Os primeiros lampejos de sabedoria surjem quando a pessoa reconhece a validade da Primeira Nobre Verdade e a inevitabilidade da lei do kamma (sânscrito karma), a lei universal de causa e efeito. A partir do momento que a pessoa se dá conta de que más acções inevitavelmente trazem maus resultados e que boas acções trazem bons resultados, o desejo, de viver uma vida moralmente correcta e íntegra, de adoptar seriamente a prática de sila, cresce. A confiança criada a partir desse entendimento preliminar leva o praticante a ter ainda mais fé nos ensinamentos.

O praticante torna-se um “Budista” a partir do momento em que expressa uma determinação interior de “tomar o refúgio” na Jóia Tríplice. 

O Buda baseou os seus ensinamentos em uma franca avaliação da nossa situação como seres humanos: existe insatisfação e sofrimento no mundo. Ninguém pode contestar esse facto. Se os ensinamentos do Buda parassem por aí, os seus ensinamentos poderiam de facto ser considerados pessimistas e a vida totalmente sem esperança. Porém, como um médico que prescreve o remédio para uma enfermidade, o Buda oferece a esperança (a Terceira Nobre Verdade) e a cura (a Quarta). Os ensinamentos do Buda portanto permitem ter um alto grau de optimismo num mundo complexo, confuso e difícil.Um professor contemporâneo resumiu bem:

“Budismo é a busca da felicidade levada a sério”.

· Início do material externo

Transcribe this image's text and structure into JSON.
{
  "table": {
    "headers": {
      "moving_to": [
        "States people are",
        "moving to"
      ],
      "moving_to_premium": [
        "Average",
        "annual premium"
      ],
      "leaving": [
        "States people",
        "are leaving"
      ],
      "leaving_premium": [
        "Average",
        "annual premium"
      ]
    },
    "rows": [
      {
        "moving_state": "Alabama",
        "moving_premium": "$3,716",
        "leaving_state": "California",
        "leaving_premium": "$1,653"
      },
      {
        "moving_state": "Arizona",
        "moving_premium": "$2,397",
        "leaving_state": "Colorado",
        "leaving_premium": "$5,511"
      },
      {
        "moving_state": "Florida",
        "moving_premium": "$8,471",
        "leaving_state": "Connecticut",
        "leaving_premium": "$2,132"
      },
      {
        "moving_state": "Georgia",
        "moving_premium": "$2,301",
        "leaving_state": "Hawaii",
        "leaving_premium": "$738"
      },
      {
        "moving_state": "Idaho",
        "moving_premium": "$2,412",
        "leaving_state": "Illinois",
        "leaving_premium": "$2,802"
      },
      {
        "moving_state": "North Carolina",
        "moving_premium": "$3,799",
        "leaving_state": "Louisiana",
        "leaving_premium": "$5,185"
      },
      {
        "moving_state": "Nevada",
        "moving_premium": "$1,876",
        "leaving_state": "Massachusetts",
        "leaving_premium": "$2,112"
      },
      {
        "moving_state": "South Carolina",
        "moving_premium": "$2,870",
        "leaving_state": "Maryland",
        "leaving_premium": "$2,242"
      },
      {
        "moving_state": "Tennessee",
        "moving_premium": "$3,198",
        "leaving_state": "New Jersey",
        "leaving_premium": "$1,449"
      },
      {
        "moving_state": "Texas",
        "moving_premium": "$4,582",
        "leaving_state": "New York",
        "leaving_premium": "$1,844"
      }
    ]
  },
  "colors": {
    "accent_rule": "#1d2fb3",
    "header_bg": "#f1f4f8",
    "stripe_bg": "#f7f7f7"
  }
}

O Buda alegava que a Iluminação que ele redescobriu está acessível a qualquer um que esteja disposto a fazer o esforço e comprometer-se a seguir o Nobre Caminho Óctuplo até ao fim.

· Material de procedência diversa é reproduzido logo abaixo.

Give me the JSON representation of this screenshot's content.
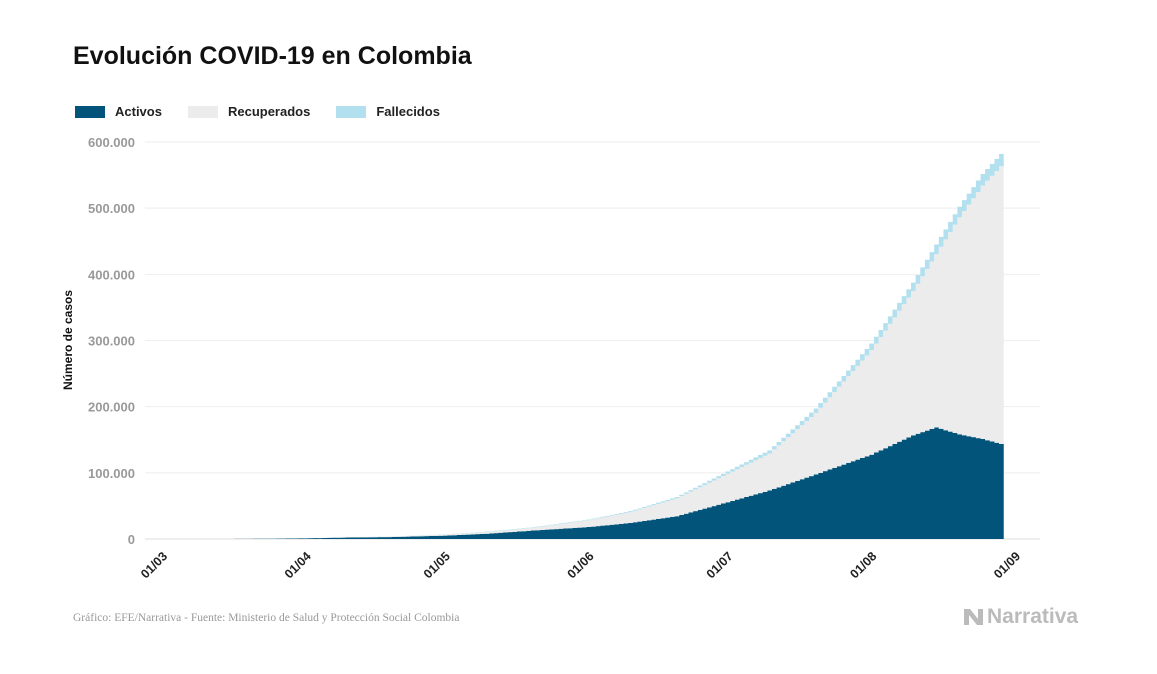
{
  "title": "Evolución COVID-19 en Colombia",
  "source": "Gráfico: EFE/Narrativa - Fuente: Ministerio de Salud y Protección Social Colombia",
  "logo_text": "Narrativa",
  "chart_data": {
    "type": "area",
    "stacked": true,
    "step": true,
    "title": "Evolución COVID-19 en Colombia",
    "ylabel": "Número de casos",
    "xlabel": "",
    "ylim": [
      0,
      600000
    ],
    "yticks": [
      0,
      100000,
      200000,
      300000,
      400000,
      500000,
      600000
    ],
    "ytick_labels": [
      "0",
      "100.000",
      "200.000",
      "300.000",
      "400.000",
      "500.000",
      "600.000"
    ],
    "xlim": [
      "2020-03-01",
      "2020-09-01"
    ],
    "xticks": [
      "2020-03-01",
      "2020-04-01",
      "2020-05-01",
      "2020-06-01",
      "2020-07-01",
      "2020-08-01",
      "2020-09-01"
    ],
    "xtick_labels": [
      "01/03",
      "01/04",
      "01/05",
      "01/06",
      "01/07",
      "01/08",
      "01/09"
    ],
    "grid": "horizontal",
    "legend_position": "top-left",
    "x": [
      "2020-03-06",
      "2020-03-15",
      "2020-03-25",
      "2020-04-01",
      "2020-04-10",
      "2020-04-20",
      "2020-05-01",
      "2020-05-10",
      "2020-05-20",
      "2020-06-01",
      "2020-06-10",
      "2020-06-20",
      "2020-07-01",
      "2020-07-10",
      "2020-07-20",
      "2020-08-01",
      "2020-08-10",
      "2020-08-15",
      "2020-08-20",
      "2020-08-25",
      "2020-08-29"
    ],
    "series": [
      {
        "name": "Activos",
        "color": "#02547b",
        "values": [
          1,
          33,
          458,
          993,
          2196,
          2984,
          5141,
          7922,
          12756,
          18086,
          24206,
          34409,
          55539,
          73259,
          97542,
          127403,
          156639,
          168619,
          158199,
          151076,
          143555
        ]
      },
      {
        "name": "Recuperados",
        "color": "#ececec",
        "values": [
          0,
          1,
          8,
          55,
          197,
          804,
          1551,
          2678,
          4318,
          10358,
          16500,
          27000,
          43000,
          56000,
          93000,
          158000,
          218000,
          262000,
          328000,
          383000,
          420000
        ]
      },
      {
        "name": "Fallecidos",
        "color": "#b3e0ef",
        "values": [
          0,
          0,
          4,
          17,
          80,
          189,
          314,
          463,
          613,
          939,
          1372,
          2045,
          3470,
          4714,
          6736,
          10105,
          12842,
          14492,
          15979,
          17612,
          18467
        ]
      }
    ]
  }
}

Cabe a cada um de nós colocar essa afirmação à prova.

Mais informações: http://www.buddhachannel.tv/portail/spip.php?article10027

  1. Agosto 15, 2010 às 14:55

    I bet you wish george bush was still president now

  2. Novembro 27, 2011 às 0:22

    Sofrimento e desejo são duas coisas ligadas a existência humana.É impossível viver sem sofrimento, assim com é impossível viver sem ter desejos, aliás os desejos surgem da necessidade de cada um, logo tentar abolir os desejos é desconsiderar as nossas necessidades e sonhos.É claro que temos desejos maus, que devem ser evitados, no entanto, desejar uma vida profissional bem sucedida ou mesmo desejar uma vida sexual licita, com quem amamos , nunca é sinônimo de sofrimento.
    O budismo, com todo respeito,nada mais é que uma fuga e alienação da vida.A vida é um dom supremo.
    Em Cristo Jesus, Áleckson Marcos.

  3. Robson Rossit
    Abril 19, 2014 às 19:32

    “O desconhecimento dos inúmeros transtornos comportamentais humanos, são a maior causa dos aborrecimentos entre as pessoas e a maior causa do alívio desses aborrecimentos é outro ser humano”. O livro DAF: A Essência Perdida de I. di Renzo, em e-book na Amazon, aponta que a ingestão de bebidas alcoólicas antes da concepção é a provável causa dos comportamentos desviantes e difíceis de compreender em certas pessoas, que desde Buda já eram uma preocupação e que até hoje perduram. De nada adianta tentar ensinar humanidade à quem nasce fisiologicamente sem ela.

  4. Athos
    Outubro 8, 2014 às 13:43

    Áleckson Marcos, tornar um ser onisciente e onipotente responsável pelos acontecimentos da minha vida também não seria uma alienação! Me pergunto se você já tentou Robson Rossit?